制作経験者ならすぐ分かると思いますが、クリエイティブの内容全てを優先してしまうと、必ず各所で歪みが出てきます。そこには力の入れ具合を見極めるクリエイティブの理解力が必要です。この理解力は経験値が必須ですが、因果関係の整理など、考え方を身につければ学べる時間は圧縮できます。

 

②スケジュール力

スケジュールは、単なる日程調整ではなく、何に時間をかけるべきか、どの順番で組むとよいクリエイティブに導けるか。全て先読みしないと、適切な判断ができず無駄な動きと費用が増えてしまい、結果的に制作物が弱くなります。スケジュール力とは先を読む能力であり、クリエイティブと同様に大切な要素だと思います。

 

③予算・見積力

予算だけで数ページ書けてしまうので、ポイントだけ。予算は多ければ良い、という単純なものではなく、「目的=企画=予算」のバランスが正しく見れているかが重要です。

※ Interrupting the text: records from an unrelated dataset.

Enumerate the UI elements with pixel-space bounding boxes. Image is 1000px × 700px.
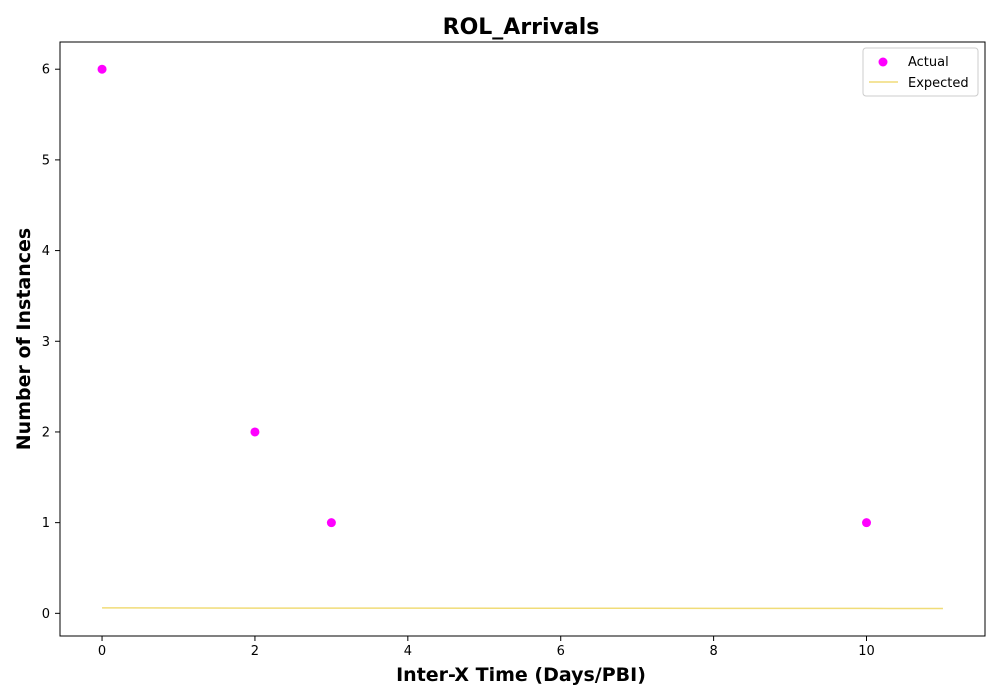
plot-frame bbox=[59, 41, 986, 637]
y-tick-label: 3 bbox=[42, 335, 50, 350]
legend-marker-actual bbox=[878, 57, 888, 67]
y-tick-label: 4 bbox=[42, 244, 50, 259]
legend-label-actual: Actual bbox=[908, 55, 949, 70]
y-tick-label: 6 bbox=[42, 63, 50, 78]
actual-data-point bbox=[97, 64, 107, 74]
y-tick-label: 0 bbox=[42, 607, 50, 622]
actual-data-point bbox=[250, 427, 260, 437]
chart-title: ROL_Arrivals bbox=[443, 15, 600, 40]
x-tick-label: 0 bbox=[98, 644, 106, 659]
x-tick-label: 8 bbox=[709, 644, 717, 659]
x-tick-label: 4 bbox=[404, 644, 412, 659]
actual-data-point bbox=[862, 518, 872, 528]
y-tick-label: 2 bbox=[42, 425, 50, 440]
x-tick-label: 10 bbox=[858, 644, 875, 659]
y-tick-label: 1 bbox=[42, 516, 50, 531]
y-tick-label: 5 bbox=[42, 153, 50, 168]
legend-label-expected: Expected bbox=[908, 76, 969, 91]
y-axis-label: Number of Instances bbox=[13, 228, 35, 450]
x-tick-label: 2 bbox=[251, 644, 259, 659]
x-tick-label: 6 bbox=[557, 644, 565, 659]
legend: Actual Expected bbox=[862, 47, 979, 97]
expected-series-line bbox=[102, 607, 943, 610]
actual-data-point bbox=[326, 518, 336, 528]
legend-box bbox=[862, 47, 979, 97]
x-axis-label: Inter-X Time (Days/PBI) bbox=[396, 664, 646, 686]
plot-area: 0 2 4 6 8 10 0 1 2 3 4 5 6 bbox=[42, 41, 986, 659]
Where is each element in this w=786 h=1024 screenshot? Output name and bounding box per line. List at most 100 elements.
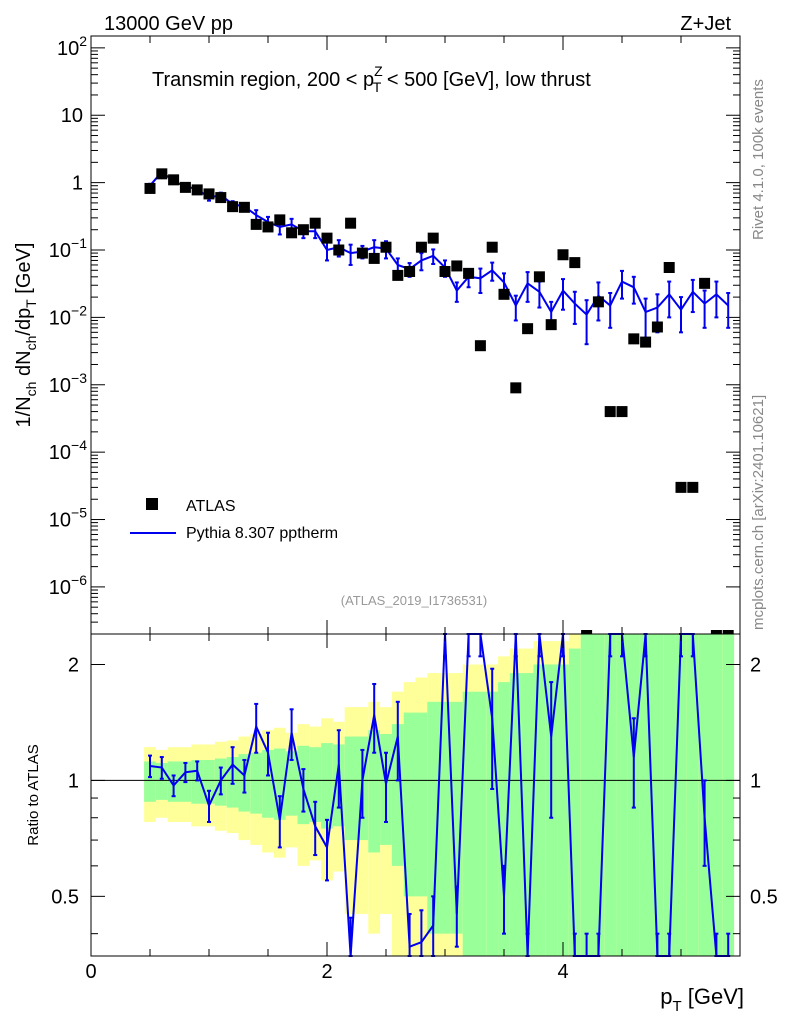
ratio-band-inner: [155, 762, 168, 800]
atlas-point: [592, 296, 604, 308]
main-title-a: Transmin region, 200 < p: [152, 69, 374, 91]
atlas-point: [474, 340, 486, 352]
ratio-band-inner: [710, 634, 723, 956]
ratio-y-tick-label: 0.5: [51, 886, 79, 908]
atlas-point: [274, 214, 286, 226]
ratio-band-inner: [368, 730, 381, 853]
atlas-point: [250, 218, 262, 230]
main-title: Transmin region, 200 < pZ T < 500 [GeV], …: [152, 63, 591, 95]
atlas-point: [415, 241, 427, 253]
atlas-point: [651, 321, 663, 333]
analysis-id: (ATLAS_2019_I1736531): [341, 593, 487, 608]
ratio-plot-frame: [90, 633, 741, 957]
atlas-point: [144, 182, 156, 194]
legend: ATLAS Pythia 8.307 pptherm: [130, 498, 338, 542]
atlas-point: [616, 406, 628, 418]
header-right: Z+Jet: [680, 13, 731, 35]
main-title-sub: T: [373, 79, 382, 95]
main-y-tick-base: 1: [72, 173, 83, 195]
ratio-y-label: Ratio to ATLAS: [25, 744, 42, 845]
atlas-point: [179, 181, 191, 193]
ratio-band-inner: [262, 749, 274, 818]
x-tick-label: 2: [321, 961, 332, 983]
main-y-tick-label: 10−1: [49, 235, 87, 262]
main-data-layer: [144, 168, 734, 638]
ratio-band-inner: [285, 751, 298, 816]
x-tick-label: 4: [557, 961, 568, 983]
ratio-band-inner: [604, 634, 617, 956]
ratio-band-inner: [462, 691, 475, 956]
main-y-tick-exp: −2: [71, 302, 87, 318]
ylabel-a: 1/N: [13, 396, 35, 427]
atlas-point: [439, 265, 451, 277]
atlas-point: [451, 260, 463, 272]
ratio-band-inner: [273, 748, 286, 820]
ylabel-b-sub: ch: [23, 336, 39, 351]
main-y-tick-base: 10: [49, 577, 71, 599]
ratio-band-inner: [391, 724, 404, 866]
ratio-band-inner: [474, 691, 487, 956]
main-y-tick-exp: −4: [71, 437, 87, 453]
ratio-band-inner: [427, 701, 440, 934]
atlas-point: [404, 265, 416, 277]
ratio-band-inner: [486, 691, 499, 956]
main-y-tick-label: 10−5: [49, 505, 87, 532]
main-y-tick-base: 10: [49, 375, 71, 397]
main-y-tick-exp: 2: [79, 33, 87, 49]
main-y-tick-base: 10: [49, 442, 71, 464]
x-axis: 0 2 4: [85, 36, 741, 983]
main-y-tick-base: 10: [49, 307, 71, 329]
xlabel-b: [GeV]: [682, 984, 744, 1009]
atlas-point: [533, 271, 545, 283]
atlas-point: [297, 224, 309, 236]
atlas-point: [345, 217, 357, 229]
atlas-point: [392, 269, 404, 281]
atlas-point: [640, 336, 652, 348]
main-y-tick-label: 10−6: [49, 572, 87, 599]
ratio-band-inner: [439, 701, 451, 934]
atlas-point: [191, 184, 203, 196]
main-y-tick-base: 10: [57, 38, 79, 60]
atlas-point: [368, 252, 380, 264]
atlas-point: [203, 188, 215, 200]
ratio-y-tick-label-right: 2: [750, 654, 761, 676]
main-y-tick-exp: −1: [71, 235, 87, 251]
sidebar-mcplots: mcplots.cern.ch [arXiv:2401.10621]: [750, 395, 767, 630]
main-y-tick-label: 10−3: [49, 370, 87, 397]
atlas-point: [557, 249, 569, 261]
ratio-band-inner: [203, 759, 215, 804]
atlas-point: [675, 481, 687, 493]
atlas-point: [628, 333, 640, 345]
atlas-point: [333, 244, 345, 256]
atlas-point: [215, 192, 227, 204]
main-y-tick-base: 10: [49, 510, 71, 532]
atlas-point: [569, 257, 581, 269]
main-y-tick-label: 10−2: [49, 302, 87, 329]
ratio-band-inner: [639, 634, 652, 956]
ratio-band-inner: [403, 712, 416, 897]
x-tick-label: 0: [85, 961, 96, 983]
ratio-band-inner: [250, 752, 263, 814]
atlas-point: [238, 201, 250, 213]
ratio-band-inner: [616, 634, 628, 956]
atlas-point: [356, 247, 368, 259]
atlas-point: [545, 319, 557, 331]
ratio-bands-layer: [91, 634, 740, 956]
ratio-band-inner: [144, 761, 156, 802]
ratio-band-inner: [568, 648, 581, 956]
ratio-band-inner: [191, 759, 204, 804]
ylabel-c-sub: T: [23, 299, 39, 308]
legend-label-atlas: ATLAS: [186, 498, 236, 515]
atlas-point: [262, 221, 274, 233]
atlas-point: [522, 323, 534, 335]
main-y-tick-base: 10: [61, 105, 83, 127]
atlas-point: [663, 261, 675, 273]
ratio-band-inner: [521, 673, 534, 956]
ratio-y-tick-label: 2: [68, 654, 79, 676]
ratio-band-inner: [592, 634, 605, 956]
x-axis-label: pT [GeV]: [660, 984, 744, 1015]
atlas-point: [427, 232, 439, 244]
atlas-point: [510, 382, 522, 394]
ratio-band-inner: [651, 634, 664, 956]
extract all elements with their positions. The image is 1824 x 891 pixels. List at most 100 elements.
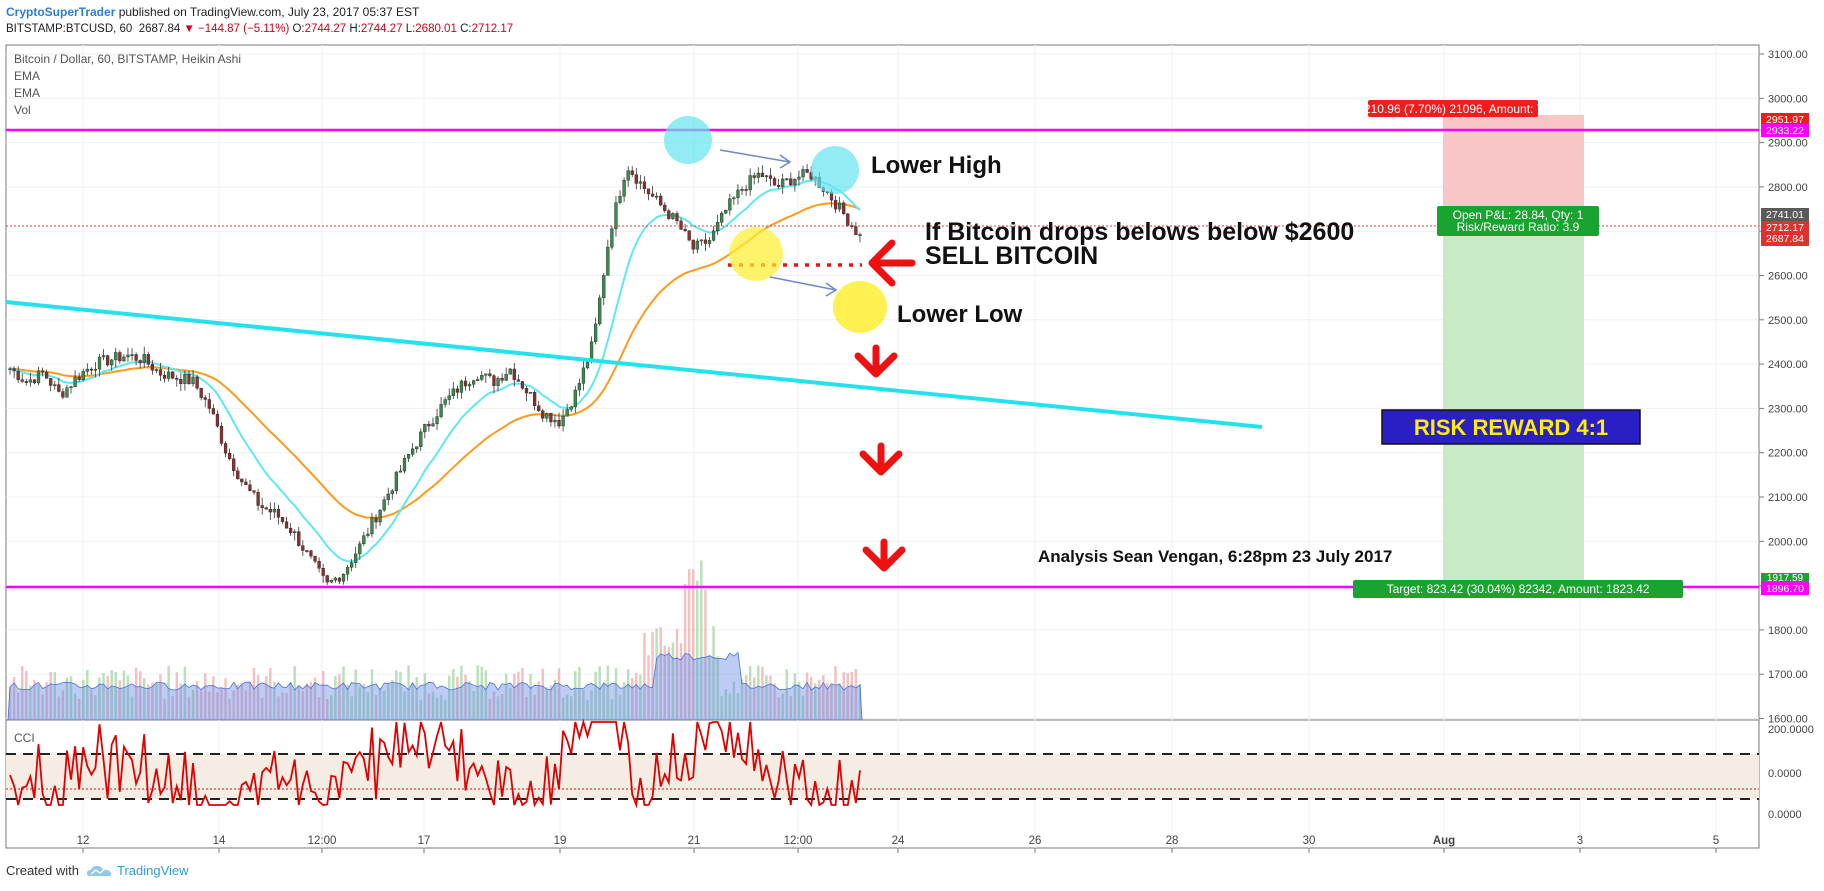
volume-bar [419, 699, 422, 720]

「見積書」は実現可能なバランスを共有するために必要な説明書のようなものです。 「目的=企画=予算」が崩れていると、進行が難しくなり、誰かが無理をする根性論になってしまうので、予算から最適な見積を導き出すことが重要になります。

 

「クリエイティブの理解力」「スケジュール力」「予算・見積力)」の3大要素は三方美人が理想です。企画から撮影、編集まで、常に最適化を続けることで、理想のクリエイティブに近づけることができます。これを実行できるのはディレクターやカメラマンではなく、経験が豊富で制作出身のプロデューサーしかいません。自分にとってもまだまだ難しいことも多いですが、「実現力」が良質なクリエイティブを産み出す環境を整えてくれるのです。